Appleは自社の製品を直感的で使いやすくすることによって、手にするだけで新しいことに取り組める価値を人々に提供するよう努めてきた。ある意味で、新しい物事に対する「学習コスト」を極限まで下げることで、価値を作り出してきた企業だ。

Today at Appleは、その取り払った学習コストで手にしたデバイスについて、より理解を深めることで、顧客と製品、あるいはAppleの活用を広がりのあるものにしてもらおうという取り組みである。ひいては、より長い間、顧客であり続けてもらえるという見込みも含めて。

何より、学んでできるようになることは、喜びでもある。そうした達成感や、実際に仕事に役立つ習得ができる、非常にポジティブな体験が、集まるようになる。米国において、直営店を全国規模で展開できているテクノロジー企業はAppleのみであり、新しい製品をリリースする際、いち早く触れて体験してもらう場として、非常に有効に作用した。Apple Storeを、Apple製品がある生活や学習、仕事について学ぶ場所へと変えることで、新製品や買い足したいアクセサリがなくても訪れるようになる。その場所へ行くことが日常になるのだ。
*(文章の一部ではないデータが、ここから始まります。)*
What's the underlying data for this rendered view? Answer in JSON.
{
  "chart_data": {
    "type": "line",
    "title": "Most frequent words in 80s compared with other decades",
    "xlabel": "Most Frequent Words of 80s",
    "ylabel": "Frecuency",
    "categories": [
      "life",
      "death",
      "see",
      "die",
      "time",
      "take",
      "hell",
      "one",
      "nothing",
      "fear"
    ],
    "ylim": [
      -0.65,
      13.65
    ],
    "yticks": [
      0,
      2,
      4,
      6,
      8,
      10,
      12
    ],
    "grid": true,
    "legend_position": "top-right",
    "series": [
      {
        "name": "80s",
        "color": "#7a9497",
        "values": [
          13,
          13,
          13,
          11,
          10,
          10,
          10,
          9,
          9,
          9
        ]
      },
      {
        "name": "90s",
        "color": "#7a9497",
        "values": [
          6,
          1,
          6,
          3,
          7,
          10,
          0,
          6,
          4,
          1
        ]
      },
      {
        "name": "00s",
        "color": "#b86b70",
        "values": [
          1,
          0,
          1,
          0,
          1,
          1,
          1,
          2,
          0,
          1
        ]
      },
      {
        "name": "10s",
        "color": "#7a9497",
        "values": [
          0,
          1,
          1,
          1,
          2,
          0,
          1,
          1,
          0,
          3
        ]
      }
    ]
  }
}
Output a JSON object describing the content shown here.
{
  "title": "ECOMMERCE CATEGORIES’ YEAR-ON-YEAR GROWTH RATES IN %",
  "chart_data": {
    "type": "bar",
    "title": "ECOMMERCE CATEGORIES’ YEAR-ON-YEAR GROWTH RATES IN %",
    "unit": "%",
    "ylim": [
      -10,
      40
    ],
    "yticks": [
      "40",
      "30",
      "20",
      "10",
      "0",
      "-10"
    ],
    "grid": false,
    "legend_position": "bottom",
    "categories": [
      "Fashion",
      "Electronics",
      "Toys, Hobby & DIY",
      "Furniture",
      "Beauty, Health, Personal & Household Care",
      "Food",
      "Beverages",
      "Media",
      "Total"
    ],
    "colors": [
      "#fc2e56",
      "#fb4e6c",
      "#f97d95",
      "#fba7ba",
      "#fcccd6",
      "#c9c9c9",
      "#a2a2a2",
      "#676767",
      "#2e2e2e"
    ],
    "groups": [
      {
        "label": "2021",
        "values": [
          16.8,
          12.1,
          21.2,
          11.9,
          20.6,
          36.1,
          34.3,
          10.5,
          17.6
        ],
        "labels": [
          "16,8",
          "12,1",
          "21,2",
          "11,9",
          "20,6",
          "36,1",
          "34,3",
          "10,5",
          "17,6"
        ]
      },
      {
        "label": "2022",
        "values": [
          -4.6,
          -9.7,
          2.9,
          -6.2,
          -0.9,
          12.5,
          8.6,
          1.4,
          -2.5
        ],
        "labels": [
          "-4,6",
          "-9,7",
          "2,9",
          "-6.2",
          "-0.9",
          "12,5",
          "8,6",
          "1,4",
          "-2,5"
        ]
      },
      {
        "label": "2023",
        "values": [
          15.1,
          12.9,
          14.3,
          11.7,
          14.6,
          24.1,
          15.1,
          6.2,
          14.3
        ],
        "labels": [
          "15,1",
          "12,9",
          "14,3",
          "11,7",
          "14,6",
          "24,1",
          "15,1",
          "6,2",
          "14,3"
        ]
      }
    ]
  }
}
もし写真がうまくなりたいと思ったら、Apple Storeでの写真に関するセッションを予約しまくり、プロのフォトグラファーと写真を撮りながら歩いて仲良くなることもできる。あるいはデザインに興味がある学生が、手元のiPadで思い通りに作品が作れるようになるだろう。地道に見えるかもしれないが、学びによって人々の体験が拡がる場所を演出するApple Storeの新しい展開は、非常に価値のあるものになるはずだ。